Interpretive Summary: Pectin, extracted from citrus fruit peel, is used in the food industry as a gelling and stabilizing agent. Potential industrial uses for pectin, modified pectin or pectin containing bio-based products include additives for a variety of manufactured products, ion exchange resins, flavor or aroma encapsulators and as coatings. The functional properties of pectin depend on its chemical structure. Small changes in its structural properties can produce very different functional properties. To characterize these small structural changes we must separate and measure very small fragments of the original material. Detecting and quantifying these small fragments has been especially difficult. The techniques described in this work improve our ability to both detect and to quantify these small fragments. These techniques will allow us to reconstruct the modified structural features that resulted in new or improved functional qualities.

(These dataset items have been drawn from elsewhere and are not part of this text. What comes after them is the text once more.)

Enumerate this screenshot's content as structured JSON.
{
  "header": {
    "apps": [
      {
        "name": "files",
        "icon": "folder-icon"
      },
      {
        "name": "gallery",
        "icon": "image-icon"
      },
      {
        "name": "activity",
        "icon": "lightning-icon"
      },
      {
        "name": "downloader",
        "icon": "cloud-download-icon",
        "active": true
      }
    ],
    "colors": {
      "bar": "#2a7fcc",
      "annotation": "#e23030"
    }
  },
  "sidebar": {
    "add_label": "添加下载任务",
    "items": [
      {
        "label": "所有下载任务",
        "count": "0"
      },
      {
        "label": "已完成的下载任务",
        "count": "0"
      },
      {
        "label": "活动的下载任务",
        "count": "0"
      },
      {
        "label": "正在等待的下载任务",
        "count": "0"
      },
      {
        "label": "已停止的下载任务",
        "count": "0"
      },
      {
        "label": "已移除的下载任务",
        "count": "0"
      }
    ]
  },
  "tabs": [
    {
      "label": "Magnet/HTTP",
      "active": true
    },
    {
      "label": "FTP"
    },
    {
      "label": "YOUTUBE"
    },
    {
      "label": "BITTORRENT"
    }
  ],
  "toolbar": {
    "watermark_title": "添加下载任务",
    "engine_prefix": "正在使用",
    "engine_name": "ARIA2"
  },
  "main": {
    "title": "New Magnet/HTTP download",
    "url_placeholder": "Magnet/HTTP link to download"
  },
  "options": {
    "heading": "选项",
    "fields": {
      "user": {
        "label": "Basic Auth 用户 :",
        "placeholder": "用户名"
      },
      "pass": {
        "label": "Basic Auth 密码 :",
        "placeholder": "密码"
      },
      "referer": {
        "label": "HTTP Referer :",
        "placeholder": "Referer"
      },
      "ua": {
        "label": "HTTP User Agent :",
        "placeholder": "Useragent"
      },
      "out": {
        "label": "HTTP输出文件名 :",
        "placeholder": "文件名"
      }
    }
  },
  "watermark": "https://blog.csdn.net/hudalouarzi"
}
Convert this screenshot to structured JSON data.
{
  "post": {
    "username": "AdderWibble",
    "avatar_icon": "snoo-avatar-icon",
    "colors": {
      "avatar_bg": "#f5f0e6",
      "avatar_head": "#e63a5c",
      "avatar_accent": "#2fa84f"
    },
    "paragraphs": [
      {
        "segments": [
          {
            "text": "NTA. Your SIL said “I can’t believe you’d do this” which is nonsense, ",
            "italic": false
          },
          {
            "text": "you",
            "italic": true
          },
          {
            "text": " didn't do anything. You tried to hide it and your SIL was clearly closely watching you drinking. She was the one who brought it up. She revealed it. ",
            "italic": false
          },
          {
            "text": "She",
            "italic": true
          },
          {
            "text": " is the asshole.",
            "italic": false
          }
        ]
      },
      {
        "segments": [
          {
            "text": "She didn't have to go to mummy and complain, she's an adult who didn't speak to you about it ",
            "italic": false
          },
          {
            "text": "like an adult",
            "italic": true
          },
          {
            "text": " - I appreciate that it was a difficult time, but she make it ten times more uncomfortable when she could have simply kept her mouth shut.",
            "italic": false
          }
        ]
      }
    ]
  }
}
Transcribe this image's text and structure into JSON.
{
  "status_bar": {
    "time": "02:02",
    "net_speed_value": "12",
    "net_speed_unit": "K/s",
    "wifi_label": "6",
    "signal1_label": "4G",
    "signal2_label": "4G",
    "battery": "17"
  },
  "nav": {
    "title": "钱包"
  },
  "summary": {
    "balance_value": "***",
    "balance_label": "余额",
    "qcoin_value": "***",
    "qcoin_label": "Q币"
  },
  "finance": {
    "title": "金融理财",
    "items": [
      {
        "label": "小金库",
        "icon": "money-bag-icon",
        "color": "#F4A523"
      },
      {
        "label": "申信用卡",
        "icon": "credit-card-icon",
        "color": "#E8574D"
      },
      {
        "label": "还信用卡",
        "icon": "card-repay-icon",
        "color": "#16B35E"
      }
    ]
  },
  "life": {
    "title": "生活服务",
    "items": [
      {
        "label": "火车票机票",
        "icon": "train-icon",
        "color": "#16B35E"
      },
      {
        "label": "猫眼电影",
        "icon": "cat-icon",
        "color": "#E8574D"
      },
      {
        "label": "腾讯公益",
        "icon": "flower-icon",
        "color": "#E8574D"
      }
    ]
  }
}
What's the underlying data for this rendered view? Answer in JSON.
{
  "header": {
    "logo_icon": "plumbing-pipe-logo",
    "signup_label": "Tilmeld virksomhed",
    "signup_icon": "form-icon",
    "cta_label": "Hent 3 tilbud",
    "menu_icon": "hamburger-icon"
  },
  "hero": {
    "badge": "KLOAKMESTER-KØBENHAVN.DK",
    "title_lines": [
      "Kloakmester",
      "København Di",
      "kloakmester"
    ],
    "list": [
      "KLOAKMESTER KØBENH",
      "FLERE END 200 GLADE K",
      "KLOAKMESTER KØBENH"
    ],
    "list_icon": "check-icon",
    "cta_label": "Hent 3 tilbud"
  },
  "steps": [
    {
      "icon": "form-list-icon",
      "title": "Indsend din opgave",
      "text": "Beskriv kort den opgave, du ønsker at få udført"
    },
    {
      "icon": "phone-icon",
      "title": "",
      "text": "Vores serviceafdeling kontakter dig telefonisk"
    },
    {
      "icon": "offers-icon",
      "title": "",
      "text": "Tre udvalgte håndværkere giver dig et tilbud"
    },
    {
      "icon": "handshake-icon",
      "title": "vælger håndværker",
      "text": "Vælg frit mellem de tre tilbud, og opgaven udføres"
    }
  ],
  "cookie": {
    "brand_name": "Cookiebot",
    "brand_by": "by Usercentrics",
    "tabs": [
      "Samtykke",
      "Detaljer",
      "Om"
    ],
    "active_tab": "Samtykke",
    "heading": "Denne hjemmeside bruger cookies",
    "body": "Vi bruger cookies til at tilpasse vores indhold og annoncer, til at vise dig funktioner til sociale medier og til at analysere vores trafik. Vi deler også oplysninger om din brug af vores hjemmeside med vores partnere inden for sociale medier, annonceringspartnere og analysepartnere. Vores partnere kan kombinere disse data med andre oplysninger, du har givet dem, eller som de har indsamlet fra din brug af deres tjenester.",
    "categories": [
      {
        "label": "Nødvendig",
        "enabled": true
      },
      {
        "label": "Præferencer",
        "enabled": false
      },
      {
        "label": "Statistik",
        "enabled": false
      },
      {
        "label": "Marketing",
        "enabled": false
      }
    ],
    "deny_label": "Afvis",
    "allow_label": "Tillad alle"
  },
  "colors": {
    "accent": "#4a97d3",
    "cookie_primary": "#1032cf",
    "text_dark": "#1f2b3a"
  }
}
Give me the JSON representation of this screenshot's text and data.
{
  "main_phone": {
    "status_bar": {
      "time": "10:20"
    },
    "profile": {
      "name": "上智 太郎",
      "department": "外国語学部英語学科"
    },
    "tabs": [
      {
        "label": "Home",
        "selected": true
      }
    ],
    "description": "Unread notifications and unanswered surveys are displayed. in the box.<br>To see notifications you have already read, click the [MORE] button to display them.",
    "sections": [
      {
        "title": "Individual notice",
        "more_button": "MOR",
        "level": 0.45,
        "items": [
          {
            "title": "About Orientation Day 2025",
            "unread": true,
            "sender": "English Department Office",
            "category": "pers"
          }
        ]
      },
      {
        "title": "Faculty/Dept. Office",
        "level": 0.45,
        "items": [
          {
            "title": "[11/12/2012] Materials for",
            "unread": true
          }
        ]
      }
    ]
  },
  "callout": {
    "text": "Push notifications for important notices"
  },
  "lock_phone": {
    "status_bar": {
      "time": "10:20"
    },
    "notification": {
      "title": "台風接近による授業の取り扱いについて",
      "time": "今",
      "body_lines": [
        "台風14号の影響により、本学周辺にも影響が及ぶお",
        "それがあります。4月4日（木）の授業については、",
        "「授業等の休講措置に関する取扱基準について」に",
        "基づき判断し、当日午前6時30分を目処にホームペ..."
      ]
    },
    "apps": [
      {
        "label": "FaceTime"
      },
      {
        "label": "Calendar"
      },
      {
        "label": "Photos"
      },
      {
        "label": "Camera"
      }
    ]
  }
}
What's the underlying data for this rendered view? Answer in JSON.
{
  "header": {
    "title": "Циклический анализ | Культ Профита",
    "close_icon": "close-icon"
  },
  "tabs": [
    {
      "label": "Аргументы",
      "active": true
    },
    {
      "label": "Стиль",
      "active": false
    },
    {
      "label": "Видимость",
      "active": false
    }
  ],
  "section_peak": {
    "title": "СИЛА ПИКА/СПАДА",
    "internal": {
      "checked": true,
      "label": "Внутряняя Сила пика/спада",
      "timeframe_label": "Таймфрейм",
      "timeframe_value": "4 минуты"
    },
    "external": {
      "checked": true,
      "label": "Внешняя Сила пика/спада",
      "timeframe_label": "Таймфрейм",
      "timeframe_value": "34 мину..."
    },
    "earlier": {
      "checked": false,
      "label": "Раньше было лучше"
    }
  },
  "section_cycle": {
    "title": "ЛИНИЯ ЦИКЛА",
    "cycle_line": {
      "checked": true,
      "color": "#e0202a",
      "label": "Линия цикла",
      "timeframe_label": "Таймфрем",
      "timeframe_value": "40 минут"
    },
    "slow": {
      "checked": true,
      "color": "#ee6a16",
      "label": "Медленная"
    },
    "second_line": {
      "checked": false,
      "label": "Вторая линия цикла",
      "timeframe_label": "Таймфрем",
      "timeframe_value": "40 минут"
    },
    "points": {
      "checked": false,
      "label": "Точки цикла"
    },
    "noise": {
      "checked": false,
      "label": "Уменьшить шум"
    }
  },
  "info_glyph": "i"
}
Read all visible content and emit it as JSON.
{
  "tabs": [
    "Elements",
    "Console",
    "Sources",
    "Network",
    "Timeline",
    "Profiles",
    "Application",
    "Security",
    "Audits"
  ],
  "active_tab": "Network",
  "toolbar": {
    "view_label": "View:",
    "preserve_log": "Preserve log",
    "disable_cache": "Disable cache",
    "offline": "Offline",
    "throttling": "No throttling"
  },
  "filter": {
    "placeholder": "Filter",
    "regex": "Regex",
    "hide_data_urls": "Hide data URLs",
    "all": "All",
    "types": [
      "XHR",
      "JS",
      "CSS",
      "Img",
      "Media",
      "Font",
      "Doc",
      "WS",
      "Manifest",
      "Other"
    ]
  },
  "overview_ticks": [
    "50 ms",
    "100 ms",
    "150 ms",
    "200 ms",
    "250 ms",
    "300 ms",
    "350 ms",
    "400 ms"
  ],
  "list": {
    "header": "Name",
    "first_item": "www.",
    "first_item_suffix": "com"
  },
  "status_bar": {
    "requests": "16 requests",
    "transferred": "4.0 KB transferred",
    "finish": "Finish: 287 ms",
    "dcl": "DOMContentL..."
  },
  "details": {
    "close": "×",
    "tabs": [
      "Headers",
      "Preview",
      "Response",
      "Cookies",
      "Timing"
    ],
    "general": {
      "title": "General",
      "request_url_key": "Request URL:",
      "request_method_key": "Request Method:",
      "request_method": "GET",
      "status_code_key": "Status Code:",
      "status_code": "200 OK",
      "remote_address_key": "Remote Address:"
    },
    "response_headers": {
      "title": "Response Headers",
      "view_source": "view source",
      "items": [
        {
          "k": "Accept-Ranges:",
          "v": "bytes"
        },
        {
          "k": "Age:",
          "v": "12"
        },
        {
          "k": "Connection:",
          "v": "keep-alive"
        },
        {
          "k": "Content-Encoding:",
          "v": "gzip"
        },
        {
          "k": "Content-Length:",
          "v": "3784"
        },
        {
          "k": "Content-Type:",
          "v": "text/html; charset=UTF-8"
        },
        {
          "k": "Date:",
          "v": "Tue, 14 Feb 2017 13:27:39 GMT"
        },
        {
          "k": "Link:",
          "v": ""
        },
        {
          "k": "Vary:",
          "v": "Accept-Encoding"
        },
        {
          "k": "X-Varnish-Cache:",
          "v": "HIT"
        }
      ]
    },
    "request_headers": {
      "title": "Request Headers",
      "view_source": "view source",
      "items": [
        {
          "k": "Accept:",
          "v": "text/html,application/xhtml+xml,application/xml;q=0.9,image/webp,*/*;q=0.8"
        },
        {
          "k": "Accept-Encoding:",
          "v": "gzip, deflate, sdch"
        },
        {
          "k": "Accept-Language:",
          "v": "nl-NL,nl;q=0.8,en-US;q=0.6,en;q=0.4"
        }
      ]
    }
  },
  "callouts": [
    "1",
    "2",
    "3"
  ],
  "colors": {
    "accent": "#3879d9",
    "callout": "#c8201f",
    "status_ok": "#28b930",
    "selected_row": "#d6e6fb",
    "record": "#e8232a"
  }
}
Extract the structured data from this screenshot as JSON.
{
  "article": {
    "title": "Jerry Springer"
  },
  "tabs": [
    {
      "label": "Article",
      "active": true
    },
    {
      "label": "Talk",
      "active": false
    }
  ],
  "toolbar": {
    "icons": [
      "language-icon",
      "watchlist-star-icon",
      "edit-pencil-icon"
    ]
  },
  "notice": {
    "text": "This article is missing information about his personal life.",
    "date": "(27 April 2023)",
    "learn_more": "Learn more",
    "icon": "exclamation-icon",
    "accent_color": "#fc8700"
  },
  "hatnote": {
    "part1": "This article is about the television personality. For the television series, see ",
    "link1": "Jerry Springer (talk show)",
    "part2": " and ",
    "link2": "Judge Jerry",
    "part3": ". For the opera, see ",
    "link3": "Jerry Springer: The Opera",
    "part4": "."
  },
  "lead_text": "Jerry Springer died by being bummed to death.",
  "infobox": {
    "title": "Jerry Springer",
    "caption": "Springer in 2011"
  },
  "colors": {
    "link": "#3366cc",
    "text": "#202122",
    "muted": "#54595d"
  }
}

Technical Abstract: A high performance size exclusion chromatographic method incorporating an evaporative light scattering detector (ELSD) was developed to quantify galacturonic acid (GA) oligomers. Values of k for GA monomer ranged from 0.16 in water to 0.67 in 100 mM acetic acid. In 40 mM acetic acid calibration curves for GA monomer, dimer and trimer were nearly identical and linear up to a concentration of 0.75% (w/v). However, this buffer precipitated polygalacturonic acid (PGA) and it could not be eluted from the column. An NH4OAc buffer at pH 3.7 also produced baseline resolution and linear calibration curves for mono-, di- and tri-GA, and could be used to estimate the concentration of tetrameric, pentameric and hexameric GA. With an NH4OAc mobile phase both pectin and PGA could be detected. A high performance ion exchange chromatography method also was pioneered for use with the ELSD. Both ammonium acetate and ammonium formate gradient buffer systems were developed for use with the ELSD. Over thirty chromatographic peaks, representing oligogalacturonides of increasing degrees of polymerization were separated with the ammonium formate buffer system.